In fact, that focus, Professor Farber worries, might lead to some people being treated with less concern because they aren’t in a group regarded as oppressed in the Left’s “intersectionality” calculus.
I asked what she thought a solid education for a social worker should entail, and she answered that it would “move students from being generally well-meaning people to the stage of strongly self-aware application of knowledge about the human condition and skills in helping other people—clients—achieve greater wellbeing, wellbeing as defined by the client.” That goal, however, is obscured by the continual harping on DEI themes.
At UC Berkeley, for example (returning to Prof. Farber’s article), the mission of the master’s in social work program is to educate students “to advance the pursuit of social and economic justice through anti-oppressive and anti-racist practices.” Since we already have huge numbers of leftist politicians and activists doing that, why must social workers climb aboard the bandwagon?
The people who now run schools of social work seem to be incapable of setting their ideology aside. And how does it help a person who has a problem with, say, drugs to be told that America needs to strive for racial equity? Even if you fervently believe the DEI concepts, you should realize that they don’t do any good for troubled individuals. Unfortunately, the people who now run schools of social work seem to be incapable of setting their ideology aside.
That’s clearly the case with the National Association of Social Workers, a professional organization that calls for all social work students to be provided with (quoting from Prof.
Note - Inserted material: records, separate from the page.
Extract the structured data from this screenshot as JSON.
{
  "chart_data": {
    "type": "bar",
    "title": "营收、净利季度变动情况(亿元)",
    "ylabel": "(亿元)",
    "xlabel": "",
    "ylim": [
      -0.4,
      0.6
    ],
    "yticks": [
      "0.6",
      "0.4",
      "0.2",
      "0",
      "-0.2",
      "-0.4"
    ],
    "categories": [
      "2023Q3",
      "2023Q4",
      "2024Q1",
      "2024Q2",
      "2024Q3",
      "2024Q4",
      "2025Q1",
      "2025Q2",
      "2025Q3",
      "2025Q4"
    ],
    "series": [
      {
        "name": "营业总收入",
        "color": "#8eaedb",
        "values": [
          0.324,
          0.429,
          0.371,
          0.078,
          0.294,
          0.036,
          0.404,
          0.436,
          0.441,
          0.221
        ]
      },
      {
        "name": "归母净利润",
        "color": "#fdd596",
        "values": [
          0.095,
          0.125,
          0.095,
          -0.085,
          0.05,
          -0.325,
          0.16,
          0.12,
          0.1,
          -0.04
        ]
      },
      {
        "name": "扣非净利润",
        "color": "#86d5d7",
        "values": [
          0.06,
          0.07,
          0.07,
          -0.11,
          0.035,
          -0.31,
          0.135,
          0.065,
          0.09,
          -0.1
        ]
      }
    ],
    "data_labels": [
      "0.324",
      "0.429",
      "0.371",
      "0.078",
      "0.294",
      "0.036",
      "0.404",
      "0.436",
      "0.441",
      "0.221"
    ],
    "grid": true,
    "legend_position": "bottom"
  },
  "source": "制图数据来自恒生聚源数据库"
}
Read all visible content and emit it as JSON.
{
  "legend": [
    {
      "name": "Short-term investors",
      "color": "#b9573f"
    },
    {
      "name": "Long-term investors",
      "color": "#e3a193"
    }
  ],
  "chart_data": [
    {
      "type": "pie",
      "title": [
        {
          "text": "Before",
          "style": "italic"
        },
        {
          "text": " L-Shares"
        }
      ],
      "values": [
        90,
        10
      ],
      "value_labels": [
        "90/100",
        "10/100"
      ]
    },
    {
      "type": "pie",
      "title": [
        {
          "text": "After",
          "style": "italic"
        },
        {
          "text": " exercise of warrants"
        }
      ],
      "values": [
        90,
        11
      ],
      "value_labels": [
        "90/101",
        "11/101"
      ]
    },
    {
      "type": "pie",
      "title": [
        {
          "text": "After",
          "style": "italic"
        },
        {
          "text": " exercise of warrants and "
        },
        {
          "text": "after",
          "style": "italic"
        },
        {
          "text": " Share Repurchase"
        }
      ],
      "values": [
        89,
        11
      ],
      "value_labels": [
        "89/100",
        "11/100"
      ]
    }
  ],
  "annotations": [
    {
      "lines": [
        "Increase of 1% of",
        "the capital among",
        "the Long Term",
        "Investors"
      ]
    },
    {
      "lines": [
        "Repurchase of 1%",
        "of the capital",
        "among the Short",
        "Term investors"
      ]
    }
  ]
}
Farber) “a consistent anti-racist orientation to the profession; expanded field placement and course options to include community activist organizations; and ensuring that faculty recruitment, retention and development reflect DEI commitments.”
Farber’s observation about that is devastating. It serves, she writes, “as a noose around the neck of the profession, pulling it farther and farther from the liberal humanism that animated its mission to serve the well-being of people in need.”
How very sad that social work education, like quite a few other once-useful disciplines, has become obsessed with ideological purity.